John actively engaged with his own work on a very visceral and physical level. Beyond stuffing his texts with the various ephemera of his every day existence—and pasting pictures throughout, which frequently contained hidden personal meaning—he would often revise published poems on the page, in his own unique Catholic penmanship. John’s active relationship with his books was ongoing and speaks to the fact that he was constantly reworking, collaging, covering and uncovering poems and pages in his books to a point where some copies are damaged beyond repair. But in John’s world the books were not damaged, they were improved—with new edits, cameos of movie stars, poetry-reading flyers, a copy of his own birth certificate and whatever else held secret import to him at the time.
This exhibit contains a small but important cross section of John’s personal books along with some of the curious odds-and-ends found within.

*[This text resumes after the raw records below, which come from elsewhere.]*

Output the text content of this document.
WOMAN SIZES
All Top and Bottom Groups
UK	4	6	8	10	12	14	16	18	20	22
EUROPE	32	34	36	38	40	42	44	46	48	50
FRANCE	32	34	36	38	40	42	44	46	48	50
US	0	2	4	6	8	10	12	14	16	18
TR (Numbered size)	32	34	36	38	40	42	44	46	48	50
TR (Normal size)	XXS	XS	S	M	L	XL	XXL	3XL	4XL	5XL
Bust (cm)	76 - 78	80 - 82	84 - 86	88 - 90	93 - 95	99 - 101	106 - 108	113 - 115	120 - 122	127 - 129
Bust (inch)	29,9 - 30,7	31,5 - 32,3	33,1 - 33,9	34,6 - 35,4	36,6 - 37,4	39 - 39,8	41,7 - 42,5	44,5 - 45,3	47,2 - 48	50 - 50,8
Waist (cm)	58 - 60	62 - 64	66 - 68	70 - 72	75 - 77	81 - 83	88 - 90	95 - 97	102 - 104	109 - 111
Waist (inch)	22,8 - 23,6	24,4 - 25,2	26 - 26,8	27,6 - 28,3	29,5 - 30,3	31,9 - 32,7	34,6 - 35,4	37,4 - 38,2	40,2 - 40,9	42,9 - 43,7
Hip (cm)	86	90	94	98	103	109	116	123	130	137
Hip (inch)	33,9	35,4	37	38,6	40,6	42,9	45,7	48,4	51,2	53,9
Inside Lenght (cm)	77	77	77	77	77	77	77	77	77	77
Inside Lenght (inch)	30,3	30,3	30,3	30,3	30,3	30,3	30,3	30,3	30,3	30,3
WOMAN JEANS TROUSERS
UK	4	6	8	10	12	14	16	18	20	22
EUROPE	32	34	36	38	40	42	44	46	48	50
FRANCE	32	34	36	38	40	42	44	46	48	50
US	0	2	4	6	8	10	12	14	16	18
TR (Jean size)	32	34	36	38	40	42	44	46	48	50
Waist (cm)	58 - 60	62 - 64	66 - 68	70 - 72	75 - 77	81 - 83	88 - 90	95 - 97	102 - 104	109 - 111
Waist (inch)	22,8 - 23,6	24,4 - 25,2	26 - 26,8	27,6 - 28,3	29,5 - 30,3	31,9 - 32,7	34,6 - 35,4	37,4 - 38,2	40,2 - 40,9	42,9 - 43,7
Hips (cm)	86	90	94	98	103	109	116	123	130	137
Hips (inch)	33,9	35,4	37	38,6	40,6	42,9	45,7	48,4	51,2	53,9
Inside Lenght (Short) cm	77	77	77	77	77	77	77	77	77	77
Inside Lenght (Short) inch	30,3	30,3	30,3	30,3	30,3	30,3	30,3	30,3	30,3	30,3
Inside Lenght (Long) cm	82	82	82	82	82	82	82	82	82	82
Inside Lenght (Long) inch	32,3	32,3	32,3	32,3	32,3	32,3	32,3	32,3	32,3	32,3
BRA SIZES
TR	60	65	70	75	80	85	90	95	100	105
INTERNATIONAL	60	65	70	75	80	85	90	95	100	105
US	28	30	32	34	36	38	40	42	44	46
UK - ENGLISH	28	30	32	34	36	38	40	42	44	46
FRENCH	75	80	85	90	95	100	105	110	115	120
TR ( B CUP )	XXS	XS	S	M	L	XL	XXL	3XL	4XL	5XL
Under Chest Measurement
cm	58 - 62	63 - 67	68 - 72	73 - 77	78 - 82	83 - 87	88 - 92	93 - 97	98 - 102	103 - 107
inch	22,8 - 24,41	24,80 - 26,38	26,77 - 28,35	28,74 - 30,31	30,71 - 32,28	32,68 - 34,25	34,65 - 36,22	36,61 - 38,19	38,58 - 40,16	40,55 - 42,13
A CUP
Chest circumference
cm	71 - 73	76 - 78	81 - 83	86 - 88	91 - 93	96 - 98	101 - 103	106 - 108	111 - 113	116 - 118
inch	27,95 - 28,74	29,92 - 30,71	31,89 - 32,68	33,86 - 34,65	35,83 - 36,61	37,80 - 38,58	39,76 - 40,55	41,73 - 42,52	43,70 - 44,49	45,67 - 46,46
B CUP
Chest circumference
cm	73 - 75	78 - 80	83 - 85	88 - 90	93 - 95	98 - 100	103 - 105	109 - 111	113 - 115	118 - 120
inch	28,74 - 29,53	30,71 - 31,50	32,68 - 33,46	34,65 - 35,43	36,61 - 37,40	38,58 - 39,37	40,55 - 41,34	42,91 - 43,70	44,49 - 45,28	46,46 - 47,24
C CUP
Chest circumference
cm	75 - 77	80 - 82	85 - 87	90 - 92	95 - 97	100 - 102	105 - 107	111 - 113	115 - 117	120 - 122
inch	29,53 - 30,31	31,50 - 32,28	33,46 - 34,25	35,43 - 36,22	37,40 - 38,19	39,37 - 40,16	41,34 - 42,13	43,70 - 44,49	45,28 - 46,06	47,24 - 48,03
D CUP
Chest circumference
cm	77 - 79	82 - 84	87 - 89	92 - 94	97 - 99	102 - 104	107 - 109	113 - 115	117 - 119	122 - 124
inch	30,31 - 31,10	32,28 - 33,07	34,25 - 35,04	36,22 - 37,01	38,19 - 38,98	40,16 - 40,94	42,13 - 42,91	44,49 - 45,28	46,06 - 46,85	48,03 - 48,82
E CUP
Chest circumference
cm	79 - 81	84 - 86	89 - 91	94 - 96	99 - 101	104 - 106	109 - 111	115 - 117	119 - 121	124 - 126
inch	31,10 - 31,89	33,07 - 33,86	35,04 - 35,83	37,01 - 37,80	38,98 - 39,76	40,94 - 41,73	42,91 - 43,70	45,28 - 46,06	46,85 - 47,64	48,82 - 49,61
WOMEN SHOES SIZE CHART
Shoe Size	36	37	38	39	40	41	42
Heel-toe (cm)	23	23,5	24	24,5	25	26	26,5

It also includes some rare pictures of John (some with the image of his friend Joanne Kyger shadowing him) taken in New York in 1968 by Brooklyn photographer Jerome Mallmann. The installation also includes the original red-leather notebook that his friend Charley Shively recalls “Bill Berkson had given John, who was locked up in a Long Island asylum in 1969. (Wieners wrote his Asylum Poems from that unhappy place.)”
There’s also a curious pen on display that John no doubt received free from a marketing company. The pen is covered with John’s name repeated on it in many different fonts and colors. This is the pen with which John, unwittingly, wrote his last words. After his death in 2002, his cousin Walter and I went up to his apartment to have a look around. The apartment was particularly dark and silent that evening. We walked to John’s bedroom, towards the back of the apartment. On his desk, sat the pen and the last note he wrote to himself about waiting for Charley Shively to arrive to pick him up for a party on Blossom Street, in the old West End, just blocks from Joy Street. The last line was “Charley to pick me up downstairs at 4:30.” I asked Walter if I could have the pen and the note, and he graciously gave it to me.
We walked slowly down the stairs of his apartment for the last time in silence, carrying a few boxes of what was John’s world. Over the years I have continued to collect anything and everything John-related, knowing that he was a rare and beautiful genius and his work, whether collaged, edited with the heavy pen of its author, or stuffed with junk mail, would always shine forth.
Curator’s Note: “I Have You by the Ears: John Wieners Ephemera” will be on view from Sept. 10-Dec. 1, 2015, during regular Poetry Room hours. We wish to thank Jim Dunn for his incredible generosity in permitting us to present these items.